Cochlear prosthetics have proven to be extremely useful tools to provide auditory sensations to profoundly deaf patients and have restored hearing to tens of thousands of individuals around the world. Although the electrical stimulation poorly represents cochlear place information, temporal information is reliably represented. This is obviously sufficient for frequency discrimination over lower frequencies and thus makes human speech comprehension possible. In congenitally deaf children, cochlear implants enable language development, but the outcome is critically dependent on the age of implantation. Congenitally deaf subjects implanted in adulthood show a markedly poorer performance in speech discrimination than subjects implanted in childhood. The optimum implantation age appears to be under five years of age.

Our long-term goal is to understand and define the capabilities of the auditory cortex to establish acoustic function following cochlear implant. By understanding how the cerebral cortex can adapt to process signals generated by a cochlear prosthetic, it will be possible to alter cochlear prosthetics to better serve the needs of the cerebrum. This endeavor requires four steps: 1) The elucidation of the essential contributions that primary and non-primary auditory cortex make to fundamental acoustically-guided behaviours in the hearing condition, 2) A determination of the acoustic abilities of congenitally deaf subjects following cochlear implant, 3) An assessment of the behavioural capabilities of primary and non-primary auditory cortex following cochlear implant in congenitally deaf subjects, and 4) An examination of the plastic changes that can be made by the auditory cortex when the age at time of cochlear implant is altered. We are presently examining the first three steps.

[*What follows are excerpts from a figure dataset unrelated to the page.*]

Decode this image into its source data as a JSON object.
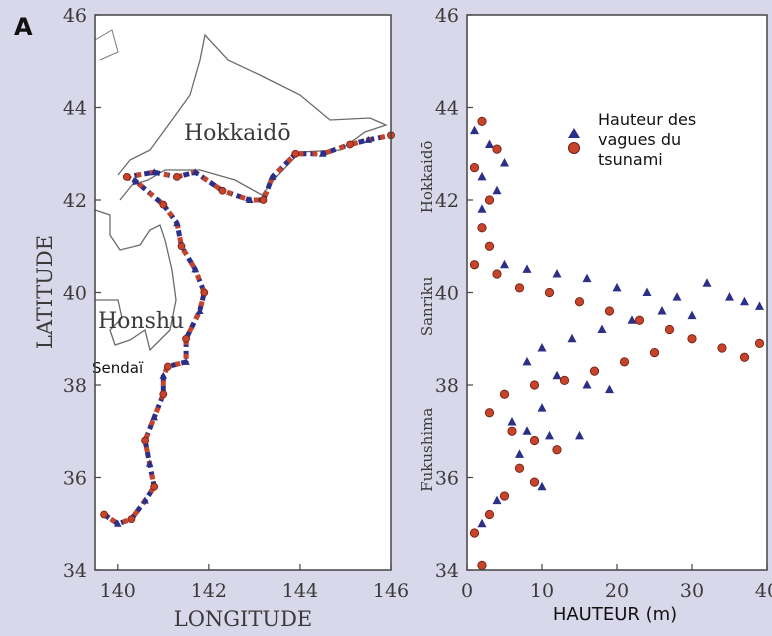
{
  "panel_letter": "A",
  "colors": {
    "background": "#d9d8ea",
    "plot_bg": "#ffffff",
    "blue_triangle": "#2c2f86",
    "red_circle": "#c7442b",
    "coastline": "#555555"
  },
  "chart_data": [
    {
      "type": "scatter",
      "title": "",
      "xlabel": "LONGITUDE",
      "ylabel": "LATITUDE",
      "xlim": [
        139.5,
        146
      ],
      "ylim": [
        34,
        46
      ],
      "xticks": [
        "140",
        "142",
        "144",
        "146"
      ],
      "yticks": [
        "34",
        "36",
        "38",
        "40",
        "42",
        "44",
        "46"
      ],
      "map_labels": [
        "Hokkaidō",
        "Honshu",
        "Sendaï"
      ],
      "coast_observations": [
        [
          139.7,
          35.2
        ],
        [
          140.0,
          35.0
        ],
        [
          140.3,
          35.1
        ],
        [
          140.6,
          35.5
        ],
        [
          140.8,
          35.8
        ],
        [
          140.7,
          36.3
        ],
        [
          140.6,
          36.8
        ],
        [
          140.8,
          37.3
        ],
        [
          141.0,
          37.8
        ],
        [
          141.0,
          38.2
        ],
        [
          141.1,
          38.4
        ],
        [
          141.5,
          38.5
        ],
        [
          141.5,
          39.0
        ],
        [
          141.8,
          39.6
        ],
        [
          141.9,
          40.0
        ],
        [
          141.7,
          40.5
        ],
        [
          141.4,
          41.0
        ],
        [
          141.3,
          41.5
        ],
        [
          141.0,
          41.9
        ],
        [
          140.4,
          42.4
        ],
        [
          140.2,
          42.5
        ],
        [
          140.8,
          42.6
        ],
        [
          141.3,
          42.5
        ],
        [
          141.7,
          42.6
        ],
        [
          142.3,
          42.2
        ],
        [
          142.9,
          42.0
        ],
        [
          143.2,
          42.0
        ],
        [
          143.4,
          42.5
        ],
        [
          143.9,
          43.0
        ],
        [
          144.5,
          43.0
        ],
        [
          145.1,
          43.2
        ],
        [
          145.5,
          43.3
        ],
        [
          146.0,
          43.4
        ]
      ]
    },
    {
      "type": "scatter",
      "title": "",
      "xlabel": "HAUTEUR (m)",
      "ylabel": "",
      "xlim": [
        0,
        40
      ],
      "ylim": [
        34,
        46
      ],
      "xticks": [
        "0",
        "10",
        "20",
        "30",
        "40"
      ],
      "yticks": [
        "34",
        "36",
        "38",
        "40",
        "42",
        "44",
        "46"
      ],
      "regions": [
        {
          "name": "Hokkaidō",
          "lat": 42.5
        },
        {
          "name": "Sanriku",
          "lat": 39.7
        },
        {
          "name": "Fukushima",
          "lat": 36.6
        }
      ],
      "legend": {
        "label": "Hauteur des vagues du tsunami",
        "position": "top-right"
      },
      "series": [
        {
          "marker": "triangle",
          "points": [
            [
              1,
              43.5
            ],
            [
              3,
              43.2
            ],
            [
              5,
              42.8
            ],
            [
              2,
              42.5
            ],
            [
              4,
              42.2
            ],
            [
              2,
              41.8
            ],
            [
              5,
              40.6
            ],
            [
              8,
              40.5
            ],
            [
              12,
              40.4
            ],
            [
              16,
              40.3
            ],
            [
              20,
              40.1
            ],
            [
              24,
              40.0
            ],
            [
              28,
              39.9
            ],
            [
              32,
              40.2
            ],
            [
              35,
              39.9
            ],
            [
              37,
              39.8
            ],
            [
              39,
              39.7
            ],
            [
              30,
              39.5
            ],
            [
              26,
              39.6
            ],
            [
              22,
              39.4
            ],
            [
              18,
              39.2
            ],
            [
              14,
              39.0
            ],
            [
              10,
              38.8
            ],
            [
              8,
              38.5
            ],
            [
              12,
              38.2
            ],
            [
              16,
              38.0
            ],
            [
              19,
              37.9
            ],
            [
              10,
              37.5
            ],
            [
              6,
              37.2
            ],
            [
              8,
              37.0
            ],
            [
              11,
              36.9
            ],
            [
              15,
              36.9
            ],
            [
              7,
              36.5
            ],
            [
              10,
              35.8
            ],
            [
              4,
              35.5
            ],
            [
              2,
              35.0
            ]
          ]
        },
        {
          "marker": "circle",
          "points": [
            [
              2,
              43.7
            ],
            [
              4,
              43.1
            ],
            [
              1,
              42.7
            ],
            [
              3,
              42.0
            ],
            [
              2,
              41.4
            ],
            [
              3,
              41.0
            ],
            [
              1,
              40.6
            ],
            [
              4,
              40.4
            ],
            [
              7,
              40.1
            ],
            [
              11,
              40.0
            ],
            [
              15,
              39.8
            ],
            [
              19,
              39.6
            ],
            [
              23,
              39.4
            ],
            [
              27,
              39.2
            ],
            [
              30,
              39.0
            ],
            [
              34,
              38.8
            ],
            [
              37,
              38.6
            ],
            [
              39,
              38.9
            ],
            [
              25,
              38.7
            ],
            [
              21,
              38.5
            ],
            [
              17,
              38.3
            ],
            [
              13,
              38.1
            ],
            [
              9,
              38.0
            ],
            [
              5,
              37.8
            ],
            [
              3,
              37.4
            ],
            [
              6,
              37.0
            ],
            [
              9,
              36.8
            ],
            [
              12,
              36.6
            ],
            [
              7,
              36.2
            ],
            [
              9,
              35.9
            ],
            [
              5,
              35.6
            ],
            [
              3,
              35.2
            ],
            [
              1,
              34.8
            ],
            [
              2,
              34.1
            ]
          ]
        }
      ]
    }
  ]
}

To that end, we are examining auditory cortical function in the hearing animal and in the congenitally-deaf (CD) animal following cochlear implant. Specifically, we will test the animals on a battery of tasks that require the subjects to: 1) discriminate temporal patterns of the same duration; 2) discriminate acoustic stimuli that differ only in their temporal duration; 3) discriminate different frequencies; 4) discriminate different natural vocalizations; and 5) detect the presence of an acoustic stimulus. Each auditory area is reversibly deactivated with cooling. As multiple bilateral pairs of cooling loops are implanted in the same animal, it is possible for double and even triple dissociations to be performed. The second aim in the study is to determine what acoustic abilities CD animals with cochlear prosthetics implanted early in development (2 months of age, correlating to 2-5 years old in humans) can establish. We hypothesize that the animals will be able to attain high performance levels on the tasks examined in Aim 1. The results of the first two aims are brought together in Aim 3, where we combine the CD animals with cochlear implants examined in Aim 2 with the reversible cooling deactivation technique used in Aim 1 to determine how the normal functional organization of primary and non-primary auditory cortex differs from that established following early cochlear implant. To accomplish this we reversibly deactivate each auditory area in the CD animals with cochlear implants while performing the battery of auditory tasks and compare the results with those from the intact subjects in Aim 1. The results from these studies are directly applicable to clinical studies presently investigating the functional outcomes of cochlear implants in young children.

These experiments are conducted in collaboration with Dr. Andrej Kral (University of Hannover).